According to the panel, nearly all of the challenges misapprehended Order No. 1000’s regional planning mandate. The court repeatedly emphasized that Order No. 1000’s mandate is nothing new, but rather the next step in evolving efforts under section 206 of the Federal Power Act to combat undue discrimination. That evolution, the panel explained, began in 1996 when Orders No. 888 and No. 889 required that electricity transmission be “unbundled” from sales and offered via the internet pursuant to open-access tariffs, and 11 years later continued in Order No. 890’s directive that a transmission provider standardize how it measures available transmission capacity and open to its customers the process for planning transmission upgrades and expansions.
The panel’s decision affirmed FERC’s authority to require each of the key elements that FERC prescribed for regional transmission planning. Those elements include:
All public utility transmission providers are required to participate in a regional planning process, and non-public utilities such as cooperative or municipal utilities effectively must also participate pursuant to a reciprocity requirement carried forward from Order No. 888.
The planning process must include procedures for taking into account federal, state and local laws and regulations affecting transmission, such as federal air quality rules and state or local renewable portfolio standards.
Transmission tariffs must be amended to remove provisions that confer on the incumbent transmission provider a right of first refusal to construct, own, and operate new regional transmission, thereby opening the regional process to input, innovation, and investment from non-incumbents and new entrants, subject to state and local restrictions on siting and eminent domain.
A methodology must be added to transmission tariffs for allocating up-front the cost of new regional transmission facilities, consistent with six principles, including a causation principle directing that the allocation be roughly commensurate with the benefits received by those consumers required to pay, and a prohibition on one region allocating costs to its neighbors without their advance consent.
FERC Chairman Cheryl LaFleur promptly praised the panel’s decision upholding Order No. 1000 in its entirety as critical for inducing the “substantial investment in transmission infrastructure [needed] to adapt to changes in its resource mix and environmental policies.” In its decision the panel noted that the electric industry in 2008 estimated the infrastructure investment needed at $298 billion between 2010 and 2030.
Following FERC’s lead, the panel chose not rule at this time on challenges that elements of the regional planning mandate violate the Mobile-Sierra doctrine —eponymously named for two 1956 Supreme Court decisions —which limits FERC’s authority unilaterally to alter the terms of bilateral contractual relationships.
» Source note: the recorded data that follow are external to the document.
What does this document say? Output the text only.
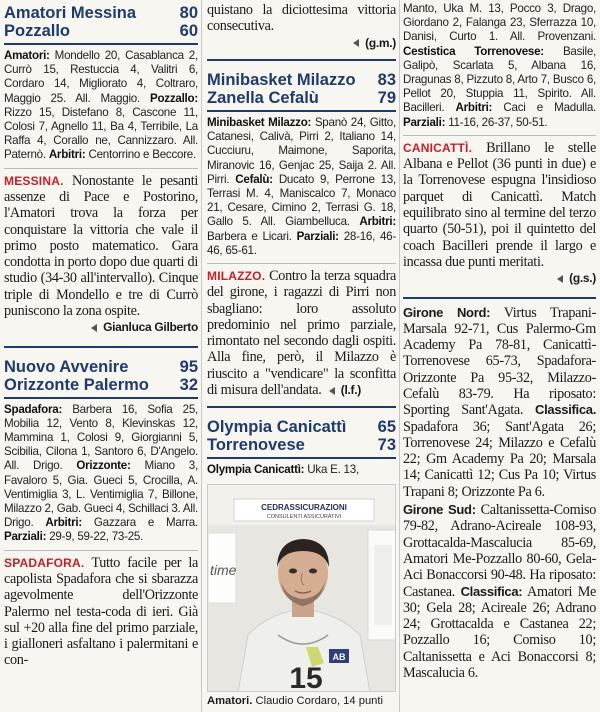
Amatori Messina	80
Pozzallo	60
Amatori: Mondello 20, Casablanca 2, Currò 15, Restuccia 4, Valitri 6, Cordaro 14, Migliorato 4, Coltraro, Maggio 25. All. Maggio. Pozzallo: Rizzo 15, Distefano 8, Cascone 11, Colosi 7, Agnello 11, Ba 4, Terribile, La Raffa 4, Corallo ne, Cannizzaro. All. Paternò. Arbitri: Centorrino e Beccore.
MESSINA. Nonostante le pesanti assenze di Pace e Postorino, l'Amatori trova la forza per conquistare la vittoria che vale il primo posto matematico. Gara condotta in porto dopo due quarti di studio (34-30 all'intervallo). Cinque triple di Mondello e tre di Currò puniscono la zona ospite.
Gianluca Gilberto
Nuovo Avvenire	95
Orizzonte Palermo 32
Spadafora: Barbera 16, Sofia 25, Mobilia 12, Vento 8, Klevinskas 12, Mammina 1, Colosi 9, Giorgianni 5, Scibilia, Cilona 1, Santoro 6, D'Angelo. All. Drigo. Orizzonte: Miano 3, Favaloro 5, Gia. Gueci 5, Crocilla, A. Ventimiglia 3, L. Ventimiglia 7, Billone, Milazzo 2, Gab. Gueci 4, Schillaci 3. All. Drigo. Arbitri: Gazzara e Marra. Parziali: 29-9, 59-22, 73-25.
SPADAFORA. Tutto facile per la capolista Spadafora che si sbarazza agevolmente dell'Orizzonte Palermo nel testa-coda di ieri. Già sul +20 alla fine del primo parziale, i gialloneri asfaltano i palermitani e con-
quistano la diciottesima vittoria consecutiva.
(g.m.)
Minibasket Milazzo 83
Zanella Cefalù	79
Minibasket Milazzo: Spanò 24, Gitto, Catanesi, Calivà, Pirri 2, Italiano 14, Cucciuru, Maimone, Saporita, Miranovic 16, Genjac 25, Saija 2. All. Pirri. Cefalù: Ducato 9, Perrone 13, Terrasi M. 4, Maniscalco 7, Monaco 21, Cesare, Cimino 2, Terrasi G. 18, Gallo 5. All. Giambelluca. Arbitri: Barbera e Licari. Parziali: 28-16, 46-46, 65-61.
MILAZZO. Contro la terza squadra del girone, i ragazzi di Pirri non sbagliano: loro assoluto predominio nel primo parziale, rimontato nel secondo dagli ospiti. Alla fine, però, il Milazzo è riuscito a "vendicare" la sconfitta di misura dell'andata. (l.f.)
Olympia Canicattì 65
Torrenovese	73
Olympia Canicattì: Uka E. 13,
CEDRASSICURAZIONI
CONSULENTI ASSICURATIVI
time
AB
15
Amatori. Claudio Cordaro, 14 punti
Manto, Uka M. 13, Pocco 3, Drago, Giordano 2, Falanga 23, Sferrazza 10, Danisi, Curto 1. All. Provenzani. Cestistica Torrenovese: Basile, Galipò, Scarlata 5, Albana 16, Dragunas 8, Pizzuto 8, Arto 7, Busco 6, Pellot 20, Stuppia 11, Spirito. All. Bacilleri. Arbitri: Caci e Madulla. Parziali: 11-16, 26-37, 50-51.
CANICATTÌ. Brillano le stelle Albana e Pellot (36 punti in due) e la Torrenovese espugna l'insidioso parquet di Canicattì. Match equilibrato sino al termine del terzo quarto (50-51), poi il quintetto del coach Bacilleri prende il largo e incassa due punti meritati.
(g.s.)
Girone Nord: Virtus Trapani-Marsala 92-71, Cus Palermo-Gm Academy Pa 78-81, Canicattì-Torrenovese 65-73, Spadafora-Orizzonte Pa 95-32, Milazzo-Cefalù 83-79. Ha riposato: Sporting Sant'Agata. Classifica. Spadafora 36; Sant'Agata 26; Torrenovese 24; Milazzo e Cefalù 22; Gm Academy Pa 20; Marsala 14; Canicattì 12; Cus Pa 10; Virtus Trapani 8; Orizzonte Pa 6.
Girone Sud: Caltanissetta-Comiso 79-82, Adrano-Acireale 108-93, Grottacalda-Mascalucia 85-69, Amatori Me-Pozzallo 80-60, Gela-Aci Bonaccorsi 90-48. Ha riposato: Castanea. Classifica: Amatori Me 30; Gela 28; Acireale 26; Adrano 24; Grottacalda e Castanea 22; Pozzallo 16; Comiso 10; Caltanissetta e Aci Bonaccorsi 8; Mascalucia 6.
FERC explained that it would not rule on these challenges in the context of Order No. 1000, but would instead address them in connection with a transmission provider’s filing of tariff amendments in compliance with the Order. Mobile-Sierra challenges prosecuted at that time are unlikely to succeed since precedents interpreting the doctrine give the Commission much greater leeway when implementing industry-wide changes to tariffs than when seeking to alter individual contracts.